Until recently, Hamas was considered the number one threat to the Palestinian Authority in the West Bank. Now, however, it has become evident that Islamic State is also trying to set up bases of power in the West Bank. According to Israeli security sources, dozens of Hamas and Islamic Jihad members in the West Bank have defected to Islamic State in recent months. Their main goal, the sources, said, is to topple the PA and launch terror attacks on Israel.
Abbas is lucky that the Israeli security forces are still operating in the West Bank, including inside cities and towns controlled by the Palestinian Authority. Were it not for the IDF and various branches of the Israeli security establishment, Hamas, Islamic Jihad and Islamic State would have toppled the Palestinian Authority and beheaded Abbas and his officials a long time ago.

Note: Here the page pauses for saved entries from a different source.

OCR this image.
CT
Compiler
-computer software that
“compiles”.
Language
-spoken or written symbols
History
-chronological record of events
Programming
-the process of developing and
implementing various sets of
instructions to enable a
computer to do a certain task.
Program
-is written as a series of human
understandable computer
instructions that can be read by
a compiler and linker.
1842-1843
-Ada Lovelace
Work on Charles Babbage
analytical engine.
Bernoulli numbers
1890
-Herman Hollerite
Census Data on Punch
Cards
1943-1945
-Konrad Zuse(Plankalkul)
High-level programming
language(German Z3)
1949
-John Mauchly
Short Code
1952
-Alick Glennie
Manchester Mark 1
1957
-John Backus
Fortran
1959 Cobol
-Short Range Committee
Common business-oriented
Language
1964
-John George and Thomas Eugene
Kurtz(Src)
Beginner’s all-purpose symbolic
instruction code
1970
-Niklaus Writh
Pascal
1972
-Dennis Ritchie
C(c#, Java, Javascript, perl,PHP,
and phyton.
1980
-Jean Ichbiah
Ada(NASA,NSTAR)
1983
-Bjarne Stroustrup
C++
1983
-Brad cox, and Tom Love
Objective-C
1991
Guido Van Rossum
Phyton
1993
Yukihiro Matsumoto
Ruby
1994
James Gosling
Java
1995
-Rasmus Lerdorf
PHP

Still, Abbas does not feel comfortable acknowledging the fact that a growing number of Palestinians in the West Bank are joining Islamic State. Abbas fears is that if he admits that Islamic State is already operating in the West Bank, this could dissuade many Western countries from supporting his effort to persuade the world to support the creation of an independent Palestinian state. Like Hamas, Abbas also fears that Westerners would stop visiting Ramallah and other West Bank Palestinian cities once they learn about Islamic State's presence in these areas.
Although Hamas and the Palestinian Authority are continuing to bury their heads in the sand and deny what is there, they cannot avoid responsibility for the emergence of Islamic State in the Gaza Strip and West Bank. The glorification of terrorists and jihadists by the PA and the ongoing anti-Israel incitement by both the PA and Hamas, are driving many Palestinians into the open arms of the Islamic State.
This is something that the UN Security Council members will have to consider the next time they are asked to vote in favor of the establishment of a Palestinian state. Otherwise, they will be voting for the creation of an Islamic, and not a Palestinian, state.
Khaled Abu Toameh, an Arab Muslim, is a veteran award-winning journalist who has been covering Palestinian affairs for nearly three decades. He studied at Hebrew University and began his career as a reporter by working for a PLO-affiliated newspaper in Jerusalem.